I was away in the mountains for my first time for this year's memorial day. I had a hard day reconciling going out and having fun on a day that I should have been remembering the veterans that have fallen protecting and serving our country. Many of you who know me personally, know that I am not extremely patriotic, but that my research deals with America and how we grieve. I am patriotic in the sense that I love everything the United States stands for, but I am not proud of of the current state of government (which to me, makes me even more patriotic).

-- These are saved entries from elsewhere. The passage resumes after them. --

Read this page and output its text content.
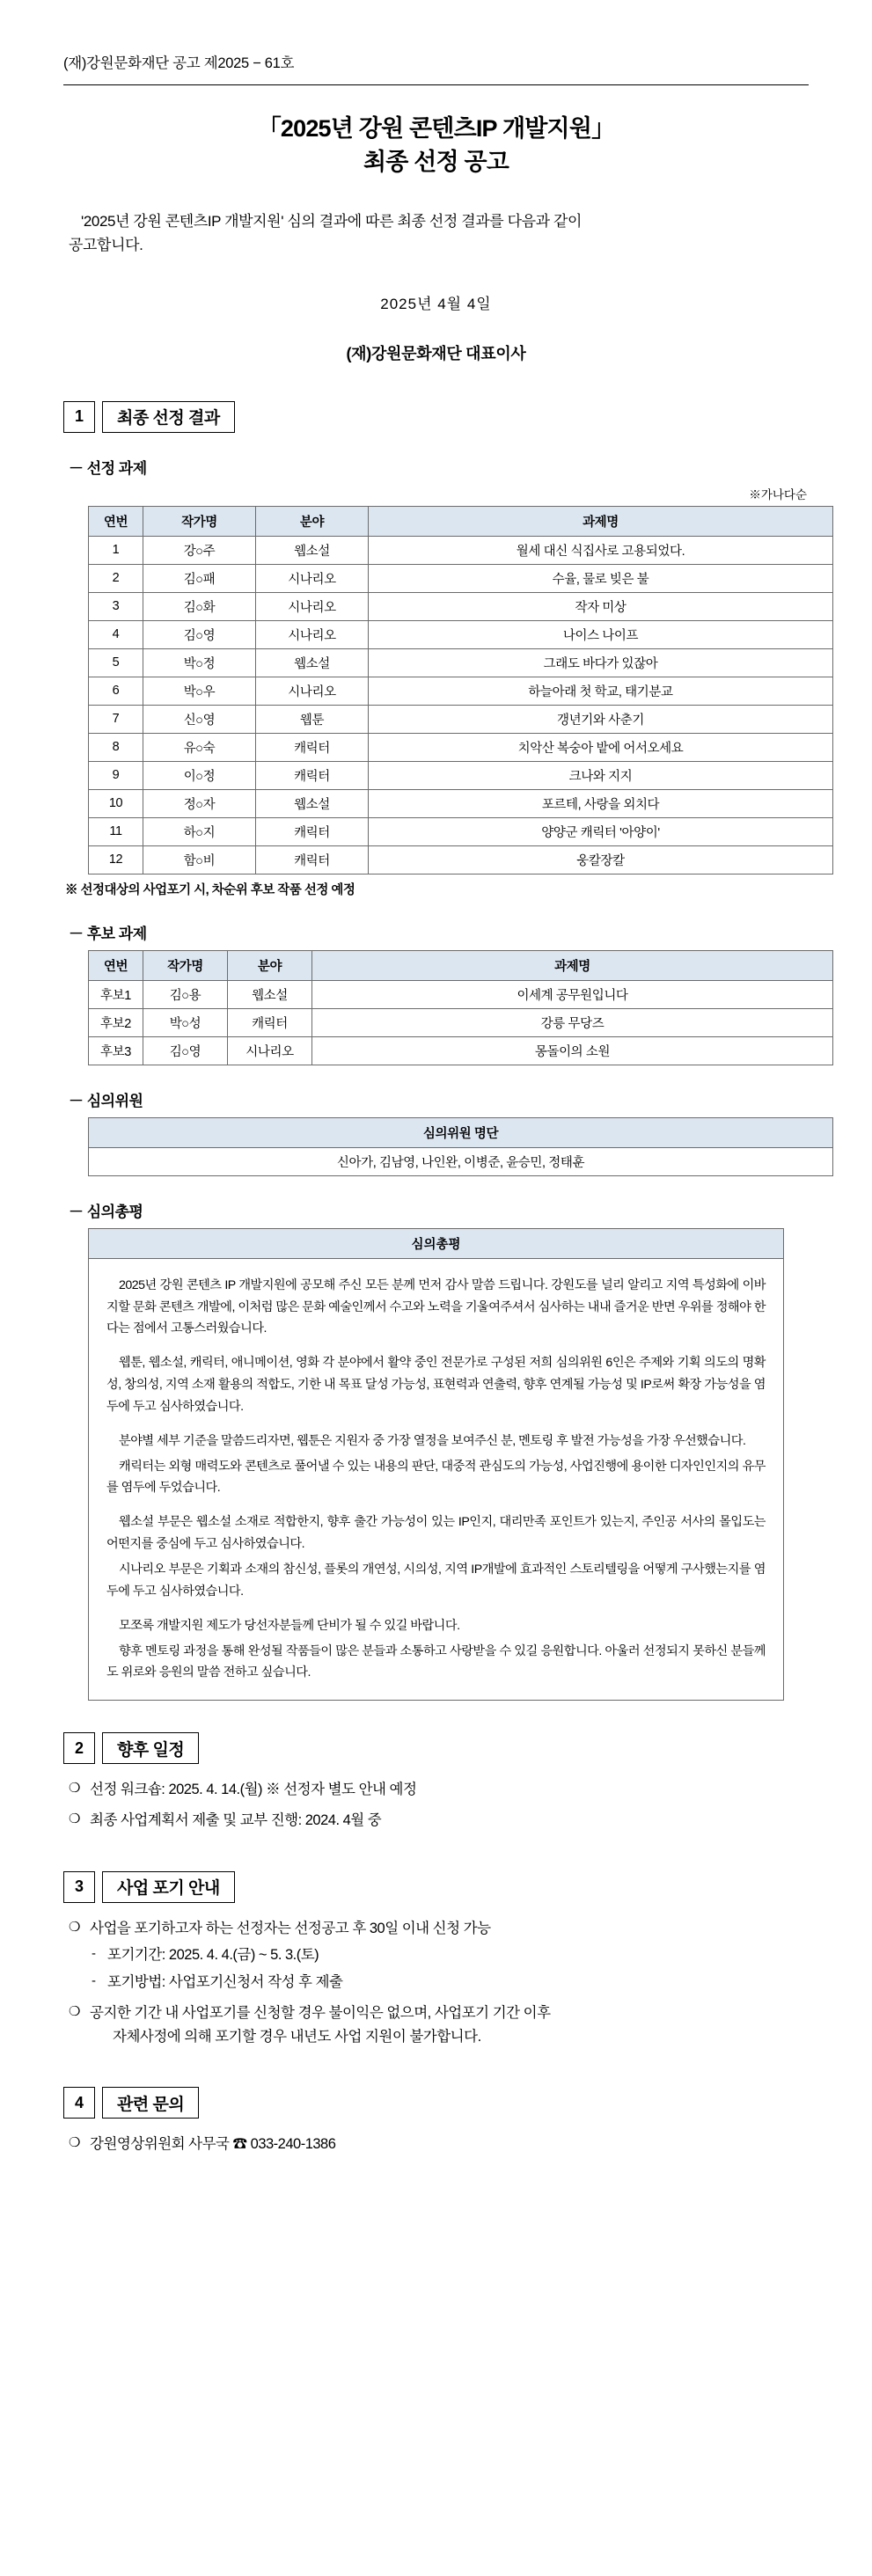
(재)강원문화재단 공고 제2025 − 61호
「2025년 강원 콘텐츠IP 개발지원」
최종 선정 공고
'2025년 강원 콘텐츠IP 개발지원' 심의 결과에 따른 최종 선정 결과를 다음과 같이
공고합니다.
2025년 4월 4일
(재)강원문화재단 대표이사
1	최종 선정 결과
－ 선정 과제
※가나다순
연번	작가명	분야	과제명
1	강○주	웹소설	월세 대신 식집사로 고용되었다.
2	김○패	시나리오	수율, 물로 빚은 불
3	김○화	시나리오	작자 미상
4	김○영	시나리오	나이스 나이프
5	박○정	웹소설	그래도 바다가 있잖아
6	박○우	시나리오	하늘아래 첫 학교, 태기분교
7	신○영	웹툰	갱년기와 사춘기
8	유○숙	캐릭터	치악산 복숭아 밭에 어서오세요
9	이○정	캐릭터	크나와 지지
10	정○자	웹소설	포르테, 사랑을 외치다
11	하○지	캐릭터	양양군 캐릭터 '아양이'
12	함○비	캐릭터	웅칼장칼
※ 선정대상의 사업포기 시, 차순위 후보 작품 선정 예정
－ 후보 과제
연번	작가명	분야	과제명
후보1	김○용	웹소설	이세계 공무원입니다
후보2	박○성	캐릭터	강릉 무당즈
후보3	김○영	시나리오	몽돌이의 소원
－ 심의위원
심의위원 명단
신아가, 김남영, 나인완, 이병준, 윤승민, 정태훈
－ 심의총평
심의총평

2025년 강원 콘텐츠 IP 개발지원에 공모해 주신 모든 분께 먼저 감사 말씀 드립니다. 강원도를 널리 알리고 지역 특성화에 이바지할 문화 콘텐츠 개발에, 이처럼 많은 문화 예술인께서 수고와 노력을 기울여주셔서 심사하는 내내 즐거운 반면 우위를 정해야 한다는 점에서 고통스러웠습니다.

웹툰, 웹소설, 캐릭터, 애니메이션, 영화 각 분야에서 활약 중인 전문가로 구성된 저희 심의위원 6인은 주제와 기획 의도의 명확성, 창의성, 지역 소재 활용의 적합도, 기한 내 목표 달성 가능성, 표현력과 연출력, 향후 연계될 가능성 및 IP로써 확장 가능성을 염두에 두고 심사하였습니다.

분야별 세부 기준을 말씀드리자면, 웹툰은 지원자 중 가장 열정을 보여주신 분, 멘토링 후 발전 가능성을 가장 우선했습니다.

캐릭터는 외형 매력도와 콘텐츠로 풀어낼 수 있는 내용의 판단, 대중적 관심도의 가능성, 사업진행에 용이한 디자인인지의 유무를 염두에 두었습니다.

웹소설 부문은 웹소설 소재로 적합한지, 향후 출간 가능성이 있는 IP인지, 대리만족 포인트가 있는지, 주인공 서사의 몰입도는 어떤지를 중심에 두고 심사하였습니다.

시나리오 부문은 기획과 소재의 참신성, 플롯의 개연성, 시의성, 지역 IP개발에 효과적인 스토리텔링을 어떻게 구사했는지를 염두에 두고 심사하였습니다.

모쪼록 개발지원 제도가 당선자분들께 단비가 될 수 있길 바랍니다.

향후 멘토링 과정을 통해 완성될 작품들이 많은 분들과 소통하고 사랑받을 수 있길 응원합니다. 아울러 선정되지 못하신 분들께도 위로와 응원의 말씀 전하고 싶습니다.

2	향후 일정
❍ 선정 워크숍: 2025. 4. 14.(월) ※ 선정자 별도 안내 예정
❍ 최종 사업계획서 제출 및 교부 진행: 2024. 4월 중
3	사업 포기 안내
❍ 사업을 포기하고자 하는 선정자는 선정공고 후 30일 이내 신청 가능
- 포기기간: 2025. 4. 4.(금) ~ 5. 3.(토)
- 포기방법: 사업포기신청서 작성 후 제출
❍ 공지한 기간 내 사업포기를 신청할 경우 불이익은 없으며, 사업포기 기간 이후
자체사정에 의해 포기할 경우 내년도 사업 지원이 불가합니다.
4	관련 문의
❍ 강원영상위원회 사무국 ☎ 033-240-1386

On Memorial Day, one of my favorite radio shows, To The Point, dedicated their show to a critical look at how memorial day came about, what memorial day means and how that meaning is shaped due to the current war. It is a very moving, smart and fair look at what Memorial Day means for us, a public torn between political views on the Iraq war and the value of human life.
One of the commentators (from Shreveport, ironically), Michael Sledge, mentions that in America we have lost national grieving, that is public grieving. I disagree slightly, as I believe we miss regular, healthy, productive and active public grieving. As I discussed in my master's thesis, spontaneous shrines for example, are very public methods of grieving that respond to public tragedy by becoming an amalgamation of private meanings. Immediately after a tragedy, the public creates these metatexts, but often these sites and tragedies don't retain their monumentality long term. The solution I think, is to build memorials that can reflect current collective memory of tragedies and can be responsive to the public needs. Unfortunately, our typical methods of materializations don't foster healthy remembrance, much like how Memorial Day has become a day for barbeques, and in my case, escapism to the mountains.
I could probably go on and on about why dedicating days to the memory of public tragedies and public figures doesn't work, but for the sake of brevity, please listen to the Memorial Day edition of To The Point.